C’est, assez précisément, aux alentours du mois de novembre 1343 av. J.C., que l’on peut faire remonter la première « expérience monothéiste » de l’histoire de l’humanité. Il y a donc près de 3 360 ans, le jeune roi Amenhotep IV, âgé de moins de 15 ans et résidant alors à Thèbes, entreprit au passage de l’an III à l’an IV de son règne une réforme cultuelle sans précédent.
Aton, dieu tangible
Privilégiant désormais le culte exclusif de la lumière solaire personnifiée dans le disque solaire (Aton, en égyptien), Amenhotep IV – qui deviendra deux ans plus tard Akhenaton – instaura ce que l’on peut appeler un « monothéisme personnel ». Celui-ci n’était, en fait, que la forme radicale d’une « phénoménologie solaire » alors en vogue depuis un demi-siècle : une attitude philosophique où tous les phénomènes inaccessibles aux sens étaient marginalisés, et qui excluait de fait les riches constructions théologiques intellectuelles comme les approches spirituelles.

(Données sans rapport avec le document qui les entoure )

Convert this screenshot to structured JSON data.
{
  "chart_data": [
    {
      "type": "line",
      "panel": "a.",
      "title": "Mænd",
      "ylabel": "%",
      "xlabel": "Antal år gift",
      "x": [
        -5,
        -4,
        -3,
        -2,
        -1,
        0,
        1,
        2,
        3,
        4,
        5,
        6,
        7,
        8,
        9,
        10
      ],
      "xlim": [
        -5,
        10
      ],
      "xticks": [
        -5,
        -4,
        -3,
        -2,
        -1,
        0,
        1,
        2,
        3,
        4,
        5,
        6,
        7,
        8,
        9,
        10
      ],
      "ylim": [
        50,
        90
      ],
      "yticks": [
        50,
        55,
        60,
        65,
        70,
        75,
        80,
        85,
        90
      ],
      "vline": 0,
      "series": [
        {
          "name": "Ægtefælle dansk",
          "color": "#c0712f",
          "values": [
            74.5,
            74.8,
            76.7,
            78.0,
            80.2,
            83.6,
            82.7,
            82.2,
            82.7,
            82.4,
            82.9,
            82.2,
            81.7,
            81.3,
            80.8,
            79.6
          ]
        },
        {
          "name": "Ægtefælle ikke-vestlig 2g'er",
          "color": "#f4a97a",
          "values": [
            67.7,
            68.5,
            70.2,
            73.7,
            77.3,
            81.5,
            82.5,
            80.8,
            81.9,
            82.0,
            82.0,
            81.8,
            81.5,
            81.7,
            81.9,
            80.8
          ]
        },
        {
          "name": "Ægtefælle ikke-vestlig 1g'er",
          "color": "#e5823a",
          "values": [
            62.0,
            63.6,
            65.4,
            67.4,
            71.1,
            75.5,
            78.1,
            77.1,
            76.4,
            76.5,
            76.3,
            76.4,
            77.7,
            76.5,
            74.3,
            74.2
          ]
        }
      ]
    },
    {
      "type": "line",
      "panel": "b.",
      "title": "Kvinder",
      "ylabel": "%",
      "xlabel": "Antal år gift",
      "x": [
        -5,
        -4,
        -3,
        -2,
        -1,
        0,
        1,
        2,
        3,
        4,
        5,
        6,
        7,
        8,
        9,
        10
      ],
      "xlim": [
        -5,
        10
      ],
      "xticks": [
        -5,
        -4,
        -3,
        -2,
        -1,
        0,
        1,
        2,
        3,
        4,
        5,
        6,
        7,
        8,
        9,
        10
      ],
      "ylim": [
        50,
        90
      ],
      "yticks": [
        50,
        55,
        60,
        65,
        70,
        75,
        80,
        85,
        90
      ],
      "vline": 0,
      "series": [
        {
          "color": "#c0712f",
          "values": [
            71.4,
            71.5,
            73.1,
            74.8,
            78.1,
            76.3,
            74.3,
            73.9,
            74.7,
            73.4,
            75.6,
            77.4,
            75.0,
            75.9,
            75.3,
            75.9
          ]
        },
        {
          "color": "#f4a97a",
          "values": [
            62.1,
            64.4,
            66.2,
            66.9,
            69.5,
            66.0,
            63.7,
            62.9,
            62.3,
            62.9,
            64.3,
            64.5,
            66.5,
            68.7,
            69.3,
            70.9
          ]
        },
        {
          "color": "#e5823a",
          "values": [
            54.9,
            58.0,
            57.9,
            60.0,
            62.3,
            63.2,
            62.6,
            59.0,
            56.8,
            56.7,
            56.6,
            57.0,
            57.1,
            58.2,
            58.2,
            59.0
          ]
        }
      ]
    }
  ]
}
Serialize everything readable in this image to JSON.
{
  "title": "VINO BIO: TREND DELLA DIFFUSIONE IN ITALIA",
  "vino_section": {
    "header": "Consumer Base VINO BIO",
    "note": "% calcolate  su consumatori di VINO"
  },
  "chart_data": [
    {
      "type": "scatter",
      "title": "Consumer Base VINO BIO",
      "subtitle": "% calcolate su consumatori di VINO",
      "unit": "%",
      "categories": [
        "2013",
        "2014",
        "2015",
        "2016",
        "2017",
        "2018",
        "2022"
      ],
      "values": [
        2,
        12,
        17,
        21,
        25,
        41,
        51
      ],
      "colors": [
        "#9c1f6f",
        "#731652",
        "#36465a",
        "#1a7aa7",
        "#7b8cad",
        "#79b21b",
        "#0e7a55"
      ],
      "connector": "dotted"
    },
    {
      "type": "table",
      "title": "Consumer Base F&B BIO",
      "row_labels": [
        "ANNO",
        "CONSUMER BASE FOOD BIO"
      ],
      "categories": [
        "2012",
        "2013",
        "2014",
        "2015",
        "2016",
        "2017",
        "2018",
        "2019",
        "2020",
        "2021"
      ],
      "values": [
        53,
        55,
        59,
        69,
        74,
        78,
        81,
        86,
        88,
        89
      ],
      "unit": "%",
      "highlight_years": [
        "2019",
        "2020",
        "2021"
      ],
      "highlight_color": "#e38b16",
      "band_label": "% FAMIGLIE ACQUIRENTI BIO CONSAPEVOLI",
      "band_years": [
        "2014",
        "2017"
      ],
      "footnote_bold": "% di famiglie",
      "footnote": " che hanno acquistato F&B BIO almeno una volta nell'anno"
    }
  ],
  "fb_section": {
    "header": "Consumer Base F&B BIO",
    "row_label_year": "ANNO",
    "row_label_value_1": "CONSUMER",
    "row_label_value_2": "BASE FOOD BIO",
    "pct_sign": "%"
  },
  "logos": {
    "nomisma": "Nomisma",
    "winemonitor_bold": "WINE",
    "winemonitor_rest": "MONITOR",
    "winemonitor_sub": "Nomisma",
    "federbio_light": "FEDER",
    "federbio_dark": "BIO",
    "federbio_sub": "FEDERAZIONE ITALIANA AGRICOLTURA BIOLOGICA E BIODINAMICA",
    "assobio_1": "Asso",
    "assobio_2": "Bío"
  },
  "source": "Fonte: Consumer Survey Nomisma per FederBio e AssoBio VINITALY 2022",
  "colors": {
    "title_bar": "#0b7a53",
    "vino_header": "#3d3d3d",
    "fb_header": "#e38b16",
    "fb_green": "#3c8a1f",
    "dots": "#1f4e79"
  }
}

La confiance des Égyptiens dans les représentations traditionnelles du monde divin avait été ébranlée et le polythéisme était en crise. Tout l’imaginaire de jadis, invérifiable et imperceptible, fut écarté au profit d’actions rituelles pratiquées au bénéfice de la seule force tangible, concrète et dont la perception était assurée et universellement reconnaissable : le Soleil irradiant. L’Égypte et les cycles qui la traversaient – cycle journalier du Soleil, mensuel de la Lune et annuel de la crue – furent désormais limités à une création permanente et quotidienne du disque solaire qui devint « roi » dans le ciel alors qu’Amenhotep IV, en retour, se divinisait sur Terre. Point de combat nocturne du Soleil, point d’explication à la création du monde ni de spéculations sur son avenir. L’espace et le temps se rétrécirent de manière drastique : l’existence se résumait à une sorte d’« ici et maintenant ».